Building the AST
MysoreScript uses Pegmatite for both parsing and AST construction. Pegmatite is a parsing expression grammar (PEG) library that is designed to allow easy experimentation with language design. PEGs use a greedy strategy matching strategy with unlimited backtracking (equivalent to unlimited read-ahead).
The grammar for MysoreScript is defined in grammar.h
.
Note that this file just describes what the language looks like: it defines a recogniser for the language, not a parser.
This separation makes it easy to reuse a grammar description for syntax highlighting, autocompletion, and so on.
The Pegmatite documentation contains more information about defining a grammar
Pegmatite parsers are created by declaratively associating AST classes with rules in the grammar.
In MysoreScript, the MysoreScriptParser
class in parser.hh
is responsible for reating these links, for example defining that the assignment
rule in the grammar is handled by the Assignment
class.
Each AST node constructs itself by popping existing AST nodes off a stack and then pushing itself.
The Assignment
class, for example, declares two fields that use Pegmatite’s ASTPtr
template.
These register themselves with their container on construction (Assignment
is a subclass of Pegmatite’s ASTContainer
class) and the container initialises them in reverse order by popping values from the stack.
Pegmatite will therefore construct an Assignment
AST noede by first popping a pointer to an Expression
object into the expr
field and then popping a pointer to a VarRef
into the target
field (MysoreScriptParser does not support expressions that evaluate to l-values and so the target of an assignment is always the name of a variable).
Once Pegmatite has constructed an AST, the next step is to perform some semantic analysis.
MysoreScript doesn’t do very much of this, because it’s intended as a simple system for teaching rather than a production-quality language implementation.
It does; however, need to create symbol tables to let the interpreter and compiler associate variable references with their declarations and, more importantly, with their locations.
The AST::Statement
class defines a collectVarUses
method, which all concrete subclasses must implement.
This passes two sets, one containing the names of declared variables and one of referenced variables.
This is used when executing a closure, to determine which variables are in each scope.

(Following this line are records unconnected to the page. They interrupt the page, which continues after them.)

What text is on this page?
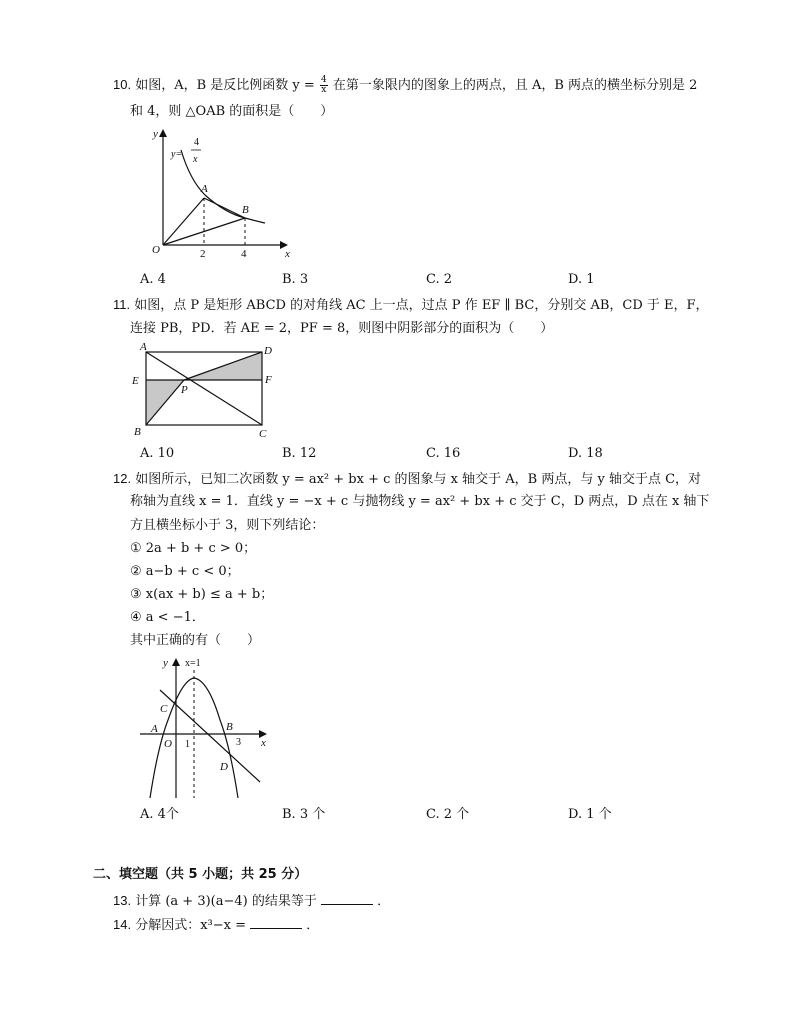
10. 如图，A，B 是反比例函数 $y = \frac{4}{x}$ 在第一象限内的图象上的两点，且 A，B 两点的横坐标分别是 2
和 4，则 △OAB 的面积是（　　）
y
x
O
A
B
2	4
y=
4
x
A. 4	B. 3	C. 2	D. 1
11. 如图，点 P 是矩形 ABCD 的对角线 AC 上一点，过点 P 作 EF ∥ BC，分别交 AB，CD 于 E，F，
连接 PB，PD．若 AE = 2，PF = 8，则图中阴影部分的面积为（　　）
A	D
E	F
P
B	C
A. 10	B. 12	C. 16	D. 18
12. 如图所示，已知二次函数 y = ax² + bx + c 的图象与 x 轴交于 A，B 两点，与 y 轴交于点 C，对
称轴为直线 x = 1．直线 y = −x + c 与抛物线 y = ax² + bx + c 交于 C，D 两点，D 点在 x 轴下
方且横坐标小于 3，则下列结论：
① 2a + b + c > 0；
② a−b + c < 0；
③ x(ax + b) ≤ a + b；
④ a < −1．
其中正确的有（　　）
y
x
x=1
C
A	B
O 1	3
D
A. 4个	B. 3 个	C. 2 个	D. 1 个
二、填空题（共 5 小题；共 25 分）
13. 计算 (a + 3)(a−4) 的结果等于	．
14. 分解因式：x³−x =	．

The first time that a closure is executed, it will invoke this method on each statement, which will recursively find all of the declarations and variable references.
If you are implementing a new AST node that contains others, don’t forget to implement this to forward the invocation to subclasses!
NOTE: There is no real error checking for variable references, the MysoreScript interpreter will simply crash if you try to access a variable that is not in any symbol tables.